Rather than a wage freeze in the first year of the contract, door attendants, supers, porters and other service workers will get a $10-a-week raise in October and an increase of 8.5 percent over the four-year contract. The workers’ health care continues to be paid 100 percent by the bosses and their co-pays remain the same. Rather than have their pensions frozen, the workers will continue to receive a weekly contribution of $10. This victory shows what’s possible when workers flex their muscles and demand what’s rightfully theirs.

Hunger strike gets support

Support is growing for service workers at the University of Miami, mostly immigrants, who since March 1 have been on strike against Unicco for a union contract and an end to labor violations.
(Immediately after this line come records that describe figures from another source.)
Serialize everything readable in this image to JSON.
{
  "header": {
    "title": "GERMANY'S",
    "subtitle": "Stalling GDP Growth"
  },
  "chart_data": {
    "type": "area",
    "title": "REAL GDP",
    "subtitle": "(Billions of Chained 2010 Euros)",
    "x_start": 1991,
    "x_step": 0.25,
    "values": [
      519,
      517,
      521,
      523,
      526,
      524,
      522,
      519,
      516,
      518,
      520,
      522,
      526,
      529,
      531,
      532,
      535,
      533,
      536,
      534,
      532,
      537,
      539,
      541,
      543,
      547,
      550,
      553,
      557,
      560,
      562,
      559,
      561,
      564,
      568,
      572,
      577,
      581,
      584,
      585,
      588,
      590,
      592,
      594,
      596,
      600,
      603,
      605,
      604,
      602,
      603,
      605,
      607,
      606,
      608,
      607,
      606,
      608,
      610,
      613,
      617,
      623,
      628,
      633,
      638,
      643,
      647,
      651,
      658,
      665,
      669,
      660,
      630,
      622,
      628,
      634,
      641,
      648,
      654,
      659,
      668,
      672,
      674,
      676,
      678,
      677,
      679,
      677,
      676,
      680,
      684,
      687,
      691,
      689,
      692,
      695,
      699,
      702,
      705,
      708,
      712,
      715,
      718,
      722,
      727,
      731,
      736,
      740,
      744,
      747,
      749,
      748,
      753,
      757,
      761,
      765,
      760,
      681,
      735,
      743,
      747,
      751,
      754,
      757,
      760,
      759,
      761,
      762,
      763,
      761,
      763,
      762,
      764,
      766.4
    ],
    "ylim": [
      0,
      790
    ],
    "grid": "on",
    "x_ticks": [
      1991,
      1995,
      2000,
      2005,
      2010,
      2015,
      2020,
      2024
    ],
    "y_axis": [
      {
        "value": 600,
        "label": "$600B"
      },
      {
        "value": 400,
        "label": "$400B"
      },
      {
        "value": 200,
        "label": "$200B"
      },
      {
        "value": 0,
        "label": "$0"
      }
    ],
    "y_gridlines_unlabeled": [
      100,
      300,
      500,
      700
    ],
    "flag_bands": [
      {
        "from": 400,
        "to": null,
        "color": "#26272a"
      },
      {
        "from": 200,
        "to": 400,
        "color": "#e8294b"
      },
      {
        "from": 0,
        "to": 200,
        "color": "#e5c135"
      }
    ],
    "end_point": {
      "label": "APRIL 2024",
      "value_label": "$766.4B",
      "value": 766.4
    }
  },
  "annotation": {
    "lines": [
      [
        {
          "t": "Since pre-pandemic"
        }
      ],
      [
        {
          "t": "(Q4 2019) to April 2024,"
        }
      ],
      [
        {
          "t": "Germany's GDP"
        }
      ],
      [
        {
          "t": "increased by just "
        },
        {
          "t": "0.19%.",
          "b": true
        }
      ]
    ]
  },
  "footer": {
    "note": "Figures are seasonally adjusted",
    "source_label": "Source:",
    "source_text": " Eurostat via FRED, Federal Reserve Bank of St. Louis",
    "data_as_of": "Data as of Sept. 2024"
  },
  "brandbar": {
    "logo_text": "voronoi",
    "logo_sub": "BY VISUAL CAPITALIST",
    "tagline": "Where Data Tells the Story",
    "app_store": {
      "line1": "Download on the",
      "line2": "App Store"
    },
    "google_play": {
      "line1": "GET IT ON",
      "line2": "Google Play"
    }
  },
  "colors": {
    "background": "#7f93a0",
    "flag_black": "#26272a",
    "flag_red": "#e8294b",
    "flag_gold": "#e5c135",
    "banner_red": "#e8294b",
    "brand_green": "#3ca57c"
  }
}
They escalated the struggle when several members started a hunger strike on April 4. Members of Students Toward a New Democracy (STAND) joined the water-only fast on April 14. And service workers at Nova Southeast University in nearby Davie, Fla., also went on strike against Unicco on April 10.

On April 11, the day after immigrant workers held massive rallies all over the country, immigrant workers in Boston, also employed by Boston-based Unicco, held a one-day fast and rally in solidarity with their brothers and sisters in Miami.

Charles Steele Jr., national president of the Southern Christian Leadership Conference, went to Miami to show solidarity with the Rev. James Bush III, who has been organizing community activities in support of the service workers.

On April 19, STAND members took over the admissions office to demand that the university support the workers’ demand for union representation by SEIU Local 11.

On April 21, SEIU President Andy Stern and SEIU Executive Vice President Eliseo Medina joined the hunger strike for three days in support of the right of the workers to form a union.

Though University of Miami President Donna Shalala, who was secretary of Health and Human Services in the Clinton administration, has asked SEIU and Unicco representatives to continue to negotiate, STAND and SEIU say that’s not enough. They want Shalala to tell Unicco to stop violating the law and recognize the union’s card check, which shows that 67 percent of the workers want to be represented by SEIU. Call Shalala at (305) 284-5155 to demand that the university recognize the union.

Teachers call to end war

The California Federation of Teachers passed a strongly worded resolution on March 26 calling for an end to the war in Iraq. It stated that the war was draining sorely needed funds from education and other vital human services and was the “overriding” issue affecting the conditions of teachers and students in the U.S. today.

The resolution stated that “California’s share of the cost of the war (more than $31 billion) alone could have funded nearly 550,000 new public school teachers for one year.” It ended with a call “to work for a reordering of national political and economic priorities toward peace, economic and racial justice, labor rights, true security and human needs.” n

Why no jobless pay for mechanics?

In a bizarre twist, the Minnesota senate has voted to give unemployment benefits to airline cleaners and custodians but not to mechanics in the same union, Aircraft Mechanics Local 33. The local has been on strike against Northwest Airlines since last Aug. 20, when it refused to sign a takeback contract that would have totally gutted the union.

AMFA Assistant National Director Steve MacFarlane denounced these divide-and-conquer tactics in an April 12 press release: “To claim that benefits cannot be granted unless picketing ceases begs the question of how AMFA cleaners and custodians, in the same state and the same strike, received these benefits. Blackmailing striking workers to give up their right to picket under federal law to receive benefits that have already been granted to other members of the same strike is a clear signal that the State would rather harm its own citizens than risk offending Northwest Airlines. Minnesota is giving the appearance it has the best government that money can buy.”